At the heart of determining the appropriate heat pump size is a heat loss calculation. This process delves into various property aspects, including size, insulation efficacy, window configurations and geographical positioning, to ascertain the net heat loss during the coldest periods. It is a pivotal step that ensures the selected heat pump is fully capable of compensating for the heat loss, thereby guaranteeing a consistently comfortable indoor climate.

This evaluation is particularly crucial for social housing and local authority buildings, which often present a wide array of architectural styles and ages, from older properties to contemporary, energy-efficient designs. The selection process is influenced by several critical factors:

  • Building size and layout: The spatial dimensions and architectural layout play a foundational role in determining the heating load, with larger, open-plan spaces often necessitating higher output units.
  • Insulation: The level of insulation significantly impacts heat retention capabilities. Better-insulated homes can generally make do with smaller heat pumps, owing to their reduced heat loss.
  • Local climate: Geographic climatic conditions dictate the heating demands, with colder regions requiring more robust heat pump solutions to ensure comfort through the winter months.
  • Occupancy and lifestyle: The number of inhabitants and their lifestyle choices, including preferred indoor temperatures and occupancy schedules, may also directly influence the required heat pump size.

Smart controls

Smart controls are available for heat pumps which enable remote operation. Not only that, many controls have diagnostic capabilities too, alerting homeowners, installers and engineers to any issues with the heat pump, which can prevent minor problems from escalating into major repairs.

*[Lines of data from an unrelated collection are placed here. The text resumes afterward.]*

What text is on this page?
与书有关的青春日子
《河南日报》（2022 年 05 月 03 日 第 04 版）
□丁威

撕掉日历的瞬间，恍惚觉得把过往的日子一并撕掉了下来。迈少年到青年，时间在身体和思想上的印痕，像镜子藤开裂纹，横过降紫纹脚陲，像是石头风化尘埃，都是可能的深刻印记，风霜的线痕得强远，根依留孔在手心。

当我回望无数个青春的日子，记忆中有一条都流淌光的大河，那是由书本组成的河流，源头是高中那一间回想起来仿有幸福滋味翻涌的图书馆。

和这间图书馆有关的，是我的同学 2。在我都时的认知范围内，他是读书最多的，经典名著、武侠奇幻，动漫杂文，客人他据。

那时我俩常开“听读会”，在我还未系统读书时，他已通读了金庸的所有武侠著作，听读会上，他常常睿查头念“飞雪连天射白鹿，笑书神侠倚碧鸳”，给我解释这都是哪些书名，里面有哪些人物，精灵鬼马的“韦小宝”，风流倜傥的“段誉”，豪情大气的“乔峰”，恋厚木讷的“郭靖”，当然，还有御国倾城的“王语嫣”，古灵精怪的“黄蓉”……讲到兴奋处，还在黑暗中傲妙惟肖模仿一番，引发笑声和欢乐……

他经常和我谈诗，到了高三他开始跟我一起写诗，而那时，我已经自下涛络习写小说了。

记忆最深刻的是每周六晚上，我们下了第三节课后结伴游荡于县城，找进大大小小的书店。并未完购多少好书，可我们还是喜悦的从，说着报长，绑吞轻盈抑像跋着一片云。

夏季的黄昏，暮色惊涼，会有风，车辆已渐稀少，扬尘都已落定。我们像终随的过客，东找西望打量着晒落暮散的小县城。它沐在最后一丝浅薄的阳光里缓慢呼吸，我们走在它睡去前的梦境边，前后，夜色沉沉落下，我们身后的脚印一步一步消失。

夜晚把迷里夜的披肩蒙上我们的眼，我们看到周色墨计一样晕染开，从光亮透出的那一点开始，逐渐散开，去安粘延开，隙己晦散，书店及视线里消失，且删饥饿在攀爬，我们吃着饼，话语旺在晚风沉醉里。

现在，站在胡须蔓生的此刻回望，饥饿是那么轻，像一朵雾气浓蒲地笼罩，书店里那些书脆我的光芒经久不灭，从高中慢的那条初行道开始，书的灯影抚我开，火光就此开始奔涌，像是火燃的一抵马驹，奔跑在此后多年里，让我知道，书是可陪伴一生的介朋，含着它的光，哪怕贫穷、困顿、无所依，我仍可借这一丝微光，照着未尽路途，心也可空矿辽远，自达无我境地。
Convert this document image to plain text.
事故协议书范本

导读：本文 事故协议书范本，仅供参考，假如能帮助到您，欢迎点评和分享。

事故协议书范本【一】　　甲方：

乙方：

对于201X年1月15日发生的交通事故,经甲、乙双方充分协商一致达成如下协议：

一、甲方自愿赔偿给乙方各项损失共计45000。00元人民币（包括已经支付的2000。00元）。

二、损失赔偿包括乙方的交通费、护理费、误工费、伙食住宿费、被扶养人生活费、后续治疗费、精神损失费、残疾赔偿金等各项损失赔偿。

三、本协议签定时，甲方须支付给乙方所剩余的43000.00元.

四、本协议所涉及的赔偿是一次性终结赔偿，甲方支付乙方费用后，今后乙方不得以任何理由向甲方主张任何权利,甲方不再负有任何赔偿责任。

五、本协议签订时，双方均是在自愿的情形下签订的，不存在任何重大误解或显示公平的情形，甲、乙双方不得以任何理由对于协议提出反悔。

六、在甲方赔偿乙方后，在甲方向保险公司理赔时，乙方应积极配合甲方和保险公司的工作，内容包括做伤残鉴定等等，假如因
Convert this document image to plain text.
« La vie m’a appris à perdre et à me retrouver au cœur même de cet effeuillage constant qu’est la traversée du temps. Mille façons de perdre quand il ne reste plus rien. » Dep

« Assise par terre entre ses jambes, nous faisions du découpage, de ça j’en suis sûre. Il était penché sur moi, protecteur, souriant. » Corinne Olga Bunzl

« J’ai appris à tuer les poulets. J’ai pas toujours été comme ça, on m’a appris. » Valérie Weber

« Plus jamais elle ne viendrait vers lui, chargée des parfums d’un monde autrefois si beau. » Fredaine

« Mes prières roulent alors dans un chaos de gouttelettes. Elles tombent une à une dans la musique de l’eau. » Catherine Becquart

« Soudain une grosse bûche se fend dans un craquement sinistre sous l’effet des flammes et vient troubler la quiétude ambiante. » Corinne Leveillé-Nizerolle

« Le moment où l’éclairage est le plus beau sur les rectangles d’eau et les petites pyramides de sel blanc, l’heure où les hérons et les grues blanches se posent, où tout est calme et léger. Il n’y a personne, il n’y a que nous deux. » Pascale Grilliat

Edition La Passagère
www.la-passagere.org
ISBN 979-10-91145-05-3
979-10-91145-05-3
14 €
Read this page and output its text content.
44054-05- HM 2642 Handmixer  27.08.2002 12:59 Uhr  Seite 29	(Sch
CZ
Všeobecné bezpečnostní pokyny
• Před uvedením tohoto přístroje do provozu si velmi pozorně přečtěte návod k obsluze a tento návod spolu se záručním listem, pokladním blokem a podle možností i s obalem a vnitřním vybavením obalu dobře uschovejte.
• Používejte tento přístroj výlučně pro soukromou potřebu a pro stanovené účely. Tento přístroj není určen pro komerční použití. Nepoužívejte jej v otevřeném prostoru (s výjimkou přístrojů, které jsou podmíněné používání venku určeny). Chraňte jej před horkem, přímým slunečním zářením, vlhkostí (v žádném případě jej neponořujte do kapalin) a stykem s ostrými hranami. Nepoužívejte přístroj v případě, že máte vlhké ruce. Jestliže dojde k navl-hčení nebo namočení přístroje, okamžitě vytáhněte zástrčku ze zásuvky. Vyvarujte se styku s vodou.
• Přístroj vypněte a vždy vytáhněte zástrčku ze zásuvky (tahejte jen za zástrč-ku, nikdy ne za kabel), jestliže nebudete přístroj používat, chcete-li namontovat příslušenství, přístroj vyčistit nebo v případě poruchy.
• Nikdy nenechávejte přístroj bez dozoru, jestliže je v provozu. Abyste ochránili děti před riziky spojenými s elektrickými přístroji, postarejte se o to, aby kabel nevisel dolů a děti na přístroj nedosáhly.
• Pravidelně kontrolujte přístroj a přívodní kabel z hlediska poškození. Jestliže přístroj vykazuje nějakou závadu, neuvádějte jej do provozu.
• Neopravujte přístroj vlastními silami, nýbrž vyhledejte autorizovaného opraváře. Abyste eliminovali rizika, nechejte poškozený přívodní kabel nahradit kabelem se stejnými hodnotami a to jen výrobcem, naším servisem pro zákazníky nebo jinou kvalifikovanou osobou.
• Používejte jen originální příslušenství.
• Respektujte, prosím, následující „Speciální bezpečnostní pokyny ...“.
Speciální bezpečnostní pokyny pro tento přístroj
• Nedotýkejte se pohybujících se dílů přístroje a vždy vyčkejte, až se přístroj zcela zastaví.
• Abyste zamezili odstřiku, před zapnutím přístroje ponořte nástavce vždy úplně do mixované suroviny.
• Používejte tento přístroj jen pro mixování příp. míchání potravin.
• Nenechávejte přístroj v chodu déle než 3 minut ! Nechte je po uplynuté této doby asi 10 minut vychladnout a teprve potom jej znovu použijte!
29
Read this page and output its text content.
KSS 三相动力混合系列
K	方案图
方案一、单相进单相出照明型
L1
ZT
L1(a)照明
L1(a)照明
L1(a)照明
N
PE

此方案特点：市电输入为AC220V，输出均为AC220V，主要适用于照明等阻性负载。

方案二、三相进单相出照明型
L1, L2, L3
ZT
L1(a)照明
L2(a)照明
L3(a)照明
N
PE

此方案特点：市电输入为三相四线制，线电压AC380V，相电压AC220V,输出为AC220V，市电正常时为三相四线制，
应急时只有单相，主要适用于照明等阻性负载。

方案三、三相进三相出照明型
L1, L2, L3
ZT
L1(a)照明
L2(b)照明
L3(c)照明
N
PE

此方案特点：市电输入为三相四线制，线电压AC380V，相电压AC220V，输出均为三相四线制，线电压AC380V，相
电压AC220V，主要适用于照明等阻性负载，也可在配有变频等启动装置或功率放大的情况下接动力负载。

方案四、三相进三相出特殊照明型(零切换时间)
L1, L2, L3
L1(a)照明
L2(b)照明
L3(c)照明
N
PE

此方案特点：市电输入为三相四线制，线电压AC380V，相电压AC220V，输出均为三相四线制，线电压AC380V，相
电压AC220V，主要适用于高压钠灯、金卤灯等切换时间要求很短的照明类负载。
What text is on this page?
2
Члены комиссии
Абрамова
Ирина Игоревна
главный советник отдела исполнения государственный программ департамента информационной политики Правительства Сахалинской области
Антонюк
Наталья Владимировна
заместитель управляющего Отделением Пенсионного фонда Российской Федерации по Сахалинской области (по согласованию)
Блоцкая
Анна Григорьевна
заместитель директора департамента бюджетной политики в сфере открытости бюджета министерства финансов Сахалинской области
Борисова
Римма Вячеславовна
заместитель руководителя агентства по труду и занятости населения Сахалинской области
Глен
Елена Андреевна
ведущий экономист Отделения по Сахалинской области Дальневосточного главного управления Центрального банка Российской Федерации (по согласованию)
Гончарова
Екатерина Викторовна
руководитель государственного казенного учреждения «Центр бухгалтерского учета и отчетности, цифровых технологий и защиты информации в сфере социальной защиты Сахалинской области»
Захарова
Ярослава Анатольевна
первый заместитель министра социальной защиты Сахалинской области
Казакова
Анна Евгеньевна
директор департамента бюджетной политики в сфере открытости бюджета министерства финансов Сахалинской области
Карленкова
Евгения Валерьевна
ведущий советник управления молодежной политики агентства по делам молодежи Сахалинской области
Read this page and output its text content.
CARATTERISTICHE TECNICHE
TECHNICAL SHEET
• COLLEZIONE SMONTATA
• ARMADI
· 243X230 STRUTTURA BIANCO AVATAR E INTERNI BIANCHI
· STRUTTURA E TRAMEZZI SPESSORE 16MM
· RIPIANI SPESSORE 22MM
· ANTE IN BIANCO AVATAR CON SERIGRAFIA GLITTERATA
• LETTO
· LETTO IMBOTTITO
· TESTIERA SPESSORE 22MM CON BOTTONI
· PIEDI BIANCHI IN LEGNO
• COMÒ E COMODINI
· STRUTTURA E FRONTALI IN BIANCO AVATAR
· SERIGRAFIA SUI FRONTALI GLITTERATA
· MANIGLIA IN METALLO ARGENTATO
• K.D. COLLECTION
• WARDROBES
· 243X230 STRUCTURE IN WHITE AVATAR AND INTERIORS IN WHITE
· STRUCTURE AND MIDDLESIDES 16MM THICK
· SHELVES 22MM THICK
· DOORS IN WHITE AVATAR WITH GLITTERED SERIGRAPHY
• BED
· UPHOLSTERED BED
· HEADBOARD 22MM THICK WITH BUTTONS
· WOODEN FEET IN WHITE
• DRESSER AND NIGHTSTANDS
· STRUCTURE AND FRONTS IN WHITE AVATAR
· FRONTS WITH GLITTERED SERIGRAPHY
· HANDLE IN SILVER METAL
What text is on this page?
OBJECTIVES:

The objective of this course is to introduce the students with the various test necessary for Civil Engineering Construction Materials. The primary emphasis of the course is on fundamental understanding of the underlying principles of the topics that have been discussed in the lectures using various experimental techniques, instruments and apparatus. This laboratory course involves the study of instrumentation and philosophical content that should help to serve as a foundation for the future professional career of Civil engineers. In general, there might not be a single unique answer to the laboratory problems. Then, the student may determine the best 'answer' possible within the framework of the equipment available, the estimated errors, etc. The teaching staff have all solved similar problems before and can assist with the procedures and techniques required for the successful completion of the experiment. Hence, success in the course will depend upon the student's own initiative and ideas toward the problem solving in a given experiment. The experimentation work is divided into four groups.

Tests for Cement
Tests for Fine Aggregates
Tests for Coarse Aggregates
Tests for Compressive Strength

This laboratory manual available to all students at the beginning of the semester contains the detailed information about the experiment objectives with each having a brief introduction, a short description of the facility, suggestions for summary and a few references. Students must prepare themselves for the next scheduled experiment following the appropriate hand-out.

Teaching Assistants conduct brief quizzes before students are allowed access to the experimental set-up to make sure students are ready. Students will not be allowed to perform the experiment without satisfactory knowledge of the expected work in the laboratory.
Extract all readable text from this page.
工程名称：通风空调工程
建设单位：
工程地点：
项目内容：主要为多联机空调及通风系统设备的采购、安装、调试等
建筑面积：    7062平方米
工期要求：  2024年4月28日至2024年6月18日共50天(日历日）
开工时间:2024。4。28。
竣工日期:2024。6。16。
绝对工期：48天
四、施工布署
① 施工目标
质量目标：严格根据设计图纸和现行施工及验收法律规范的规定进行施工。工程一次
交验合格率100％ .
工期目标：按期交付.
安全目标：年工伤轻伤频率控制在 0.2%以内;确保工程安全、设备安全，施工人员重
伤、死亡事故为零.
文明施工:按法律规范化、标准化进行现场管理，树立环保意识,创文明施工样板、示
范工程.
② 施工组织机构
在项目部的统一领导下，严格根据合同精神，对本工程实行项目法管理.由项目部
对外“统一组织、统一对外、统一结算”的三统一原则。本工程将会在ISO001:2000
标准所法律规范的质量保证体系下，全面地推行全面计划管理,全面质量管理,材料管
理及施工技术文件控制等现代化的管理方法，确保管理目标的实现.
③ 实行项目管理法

This predictive maintenance can help ensure the longevity of the equipment, potentially saving money and reducing environmental impact over time. For installers, these features can also open up new business opportunities – moving from a reactive heat pump servicing model to a more proactive one. By offering remote diagnostics and maintenance, installers can potentially reduce physical visits, optimise their schedules and provide a higher level of service.

The Aerona Smart Controller also comes with a WiFi Hub and once installed, an accompanying app and supporting web portal can provide remote access to the controller, as well as visibility of error codes and diagnostics information to assist with remote system support.

In addition, the controller is also compatible with both wired and wireless thermostats, enabling precise temperature control for individual heating zones.